Cet album est sans doute l’un des albums les plus complexes et les plus ambitieux que je n’ai jamais écouté. Un concept album basé autour de l’humain, de la terre et de la vie,
The Corpse of Rebirth est une entité musicale à part entière, issue de l’esprit fécond d’un groupe au devenir déjà tout tracé.
A Forest of Stars, groupe anglais avec un membre de
My Dying Bride, pond ici un premier album remarquable, tellement surprenant qu’il est impossible de lui donner un style précis : folk metal, black metal, tous les styles semblent passer entre les mains de ces musiciens talentueux.
Dès le début, on est embarqué dans un voyage extraordinaire : l’entrée très folk metal de « God » fait immédiatement penser à du
Moonsorrow avant qu’une voix black metal possédée ne s’empare du titre pour le plonger vers l’étape ultime, s’en suit alors un terrifiant voyage où le black metal vient accompagner une rengaine au violon. Le final est quant à lui éblouissant avec une guitare black répétitive et entêtante. Sans conteste le meilleur morceau de cette pièce de choix.

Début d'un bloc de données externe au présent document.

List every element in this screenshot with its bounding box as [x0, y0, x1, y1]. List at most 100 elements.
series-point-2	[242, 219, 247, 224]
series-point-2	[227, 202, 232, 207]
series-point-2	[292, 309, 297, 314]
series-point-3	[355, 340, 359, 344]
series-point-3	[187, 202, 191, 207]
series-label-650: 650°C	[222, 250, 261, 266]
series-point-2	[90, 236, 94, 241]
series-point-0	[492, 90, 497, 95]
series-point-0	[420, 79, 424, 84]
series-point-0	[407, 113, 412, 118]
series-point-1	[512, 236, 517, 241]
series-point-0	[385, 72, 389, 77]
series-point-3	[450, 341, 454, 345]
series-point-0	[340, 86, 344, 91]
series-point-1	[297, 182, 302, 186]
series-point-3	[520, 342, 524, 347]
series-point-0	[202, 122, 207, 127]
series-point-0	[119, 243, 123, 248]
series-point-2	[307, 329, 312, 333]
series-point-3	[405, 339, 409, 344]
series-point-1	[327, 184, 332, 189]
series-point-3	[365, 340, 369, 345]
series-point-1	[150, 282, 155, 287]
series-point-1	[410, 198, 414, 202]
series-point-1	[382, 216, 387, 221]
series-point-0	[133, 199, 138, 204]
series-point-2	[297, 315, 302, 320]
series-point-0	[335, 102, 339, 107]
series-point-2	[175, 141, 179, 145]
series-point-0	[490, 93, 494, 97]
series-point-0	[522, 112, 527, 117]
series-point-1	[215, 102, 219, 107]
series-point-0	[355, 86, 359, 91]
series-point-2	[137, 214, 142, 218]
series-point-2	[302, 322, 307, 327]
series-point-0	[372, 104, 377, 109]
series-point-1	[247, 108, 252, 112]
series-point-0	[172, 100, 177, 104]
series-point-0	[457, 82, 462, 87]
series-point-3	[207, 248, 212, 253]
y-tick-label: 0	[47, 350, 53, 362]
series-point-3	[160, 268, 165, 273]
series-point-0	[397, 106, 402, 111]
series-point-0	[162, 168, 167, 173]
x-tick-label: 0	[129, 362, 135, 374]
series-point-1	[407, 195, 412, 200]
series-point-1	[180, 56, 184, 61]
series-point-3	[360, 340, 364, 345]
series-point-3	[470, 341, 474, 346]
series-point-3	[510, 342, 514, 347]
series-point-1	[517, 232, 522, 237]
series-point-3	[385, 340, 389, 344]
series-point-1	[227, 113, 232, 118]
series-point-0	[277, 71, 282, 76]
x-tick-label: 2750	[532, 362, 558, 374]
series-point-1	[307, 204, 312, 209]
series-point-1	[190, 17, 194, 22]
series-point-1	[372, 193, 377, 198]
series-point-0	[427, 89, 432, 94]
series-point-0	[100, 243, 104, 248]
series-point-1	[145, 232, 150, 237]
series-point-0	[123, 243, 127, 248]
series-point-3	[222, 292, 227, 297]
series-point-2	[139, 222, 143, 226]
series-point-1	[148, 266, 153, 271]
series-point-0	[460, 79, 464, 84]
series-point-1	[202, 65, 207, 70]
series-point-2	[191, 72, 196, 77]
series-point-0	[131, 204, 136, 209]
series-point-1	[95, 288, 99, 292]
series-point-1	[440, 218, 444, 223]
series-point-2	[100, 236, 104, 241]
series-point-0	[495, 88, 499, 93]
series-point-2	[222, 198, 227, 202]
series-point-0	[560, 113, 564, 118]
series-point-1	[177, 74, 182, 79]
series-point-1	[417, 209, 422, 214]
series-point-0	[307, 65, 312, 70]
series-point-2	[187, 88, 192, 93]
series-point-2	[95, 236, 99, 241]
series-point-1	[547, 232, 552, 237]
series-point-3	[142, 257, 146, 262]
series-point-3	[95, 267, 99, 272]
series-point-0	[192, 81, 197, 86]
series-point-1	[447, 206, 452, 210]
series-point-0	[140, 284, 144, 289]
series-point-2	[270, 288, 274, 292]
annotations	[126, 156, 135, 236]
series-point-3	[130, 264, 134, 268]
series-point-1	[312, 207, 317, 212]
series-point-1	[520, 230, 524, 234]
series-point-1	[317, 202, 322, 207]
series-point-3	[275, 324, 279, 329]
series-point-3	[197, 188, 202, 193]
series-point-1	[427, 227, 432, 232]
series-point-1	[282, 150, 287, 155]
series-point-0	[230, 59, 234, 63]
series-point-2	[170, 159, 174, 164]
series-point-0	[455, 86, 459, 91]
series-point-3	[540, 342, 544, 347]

Cependant, les musiciens ne font pas que jouer de la musique, on a le sentiment qu’ils vivent cette musique : ainsi certains passages sont sublimés comme sur l’intro de « Female » où piano et violon entament avec toute l’énergie du désespoir un cérémonial ô combien sublime (et qui rappelle
Virgin Black) ou encore ce passage black à la voix robotique proche d’un
Cynic sur l’excellent « Male ». Des innovations qui apportent beaucoup au travail d’
A Forest of Stars.
Alors bien sûr, on pourra reprocher au combo une œuvre désordonnée, des approximations et une certaine longueur de la production (cinq titres pour environ 65 minutes de musique). Néanmoins, il faut saluer le témoignage musical du groupe qui fait preuve ici d’un justesse remarquable, car en plus de s’inspirer de bons nombres de groupes issus du milieu,
A Forest of Stars parvient également à proposer sa propre analyse de la musique metal et produit ici une œuvre mystique, époustouflante et avant-gardiste qui rappelle ce qu’a pu faire
Ved Buens Ende en son temps.
Vous l’aurez compris,
The Corpse of Rebirth surprend et dérange. Il surprend dans le sens où il est riche, puisant dans tous les styles pour n’en ressortir que le meilleur ; il dérange dans la mesure où il ne présente pas réellement de barrières, d’où un certain désordre. A trop vouloir en faire, le groupe s’engouffre dans un monde où la cohérence semble avoir disparu, ce qui nuit à la structure musicale même de l’album. Reste cette saveur d’inachevé et d’imparfait.
Avec ce Corpse of Rebirth,
A Forest of Stars livre un témoignage poignant. Très avant-gardiste, cet album propose une vision globale du metal actuel. S’il reste des zones d’ombre à éclaircir, il faut au moins féliciter les anglais pour le travail accompli ici, et attendre mieux pour le prochain essai. Pour une première, c’est déjà bien.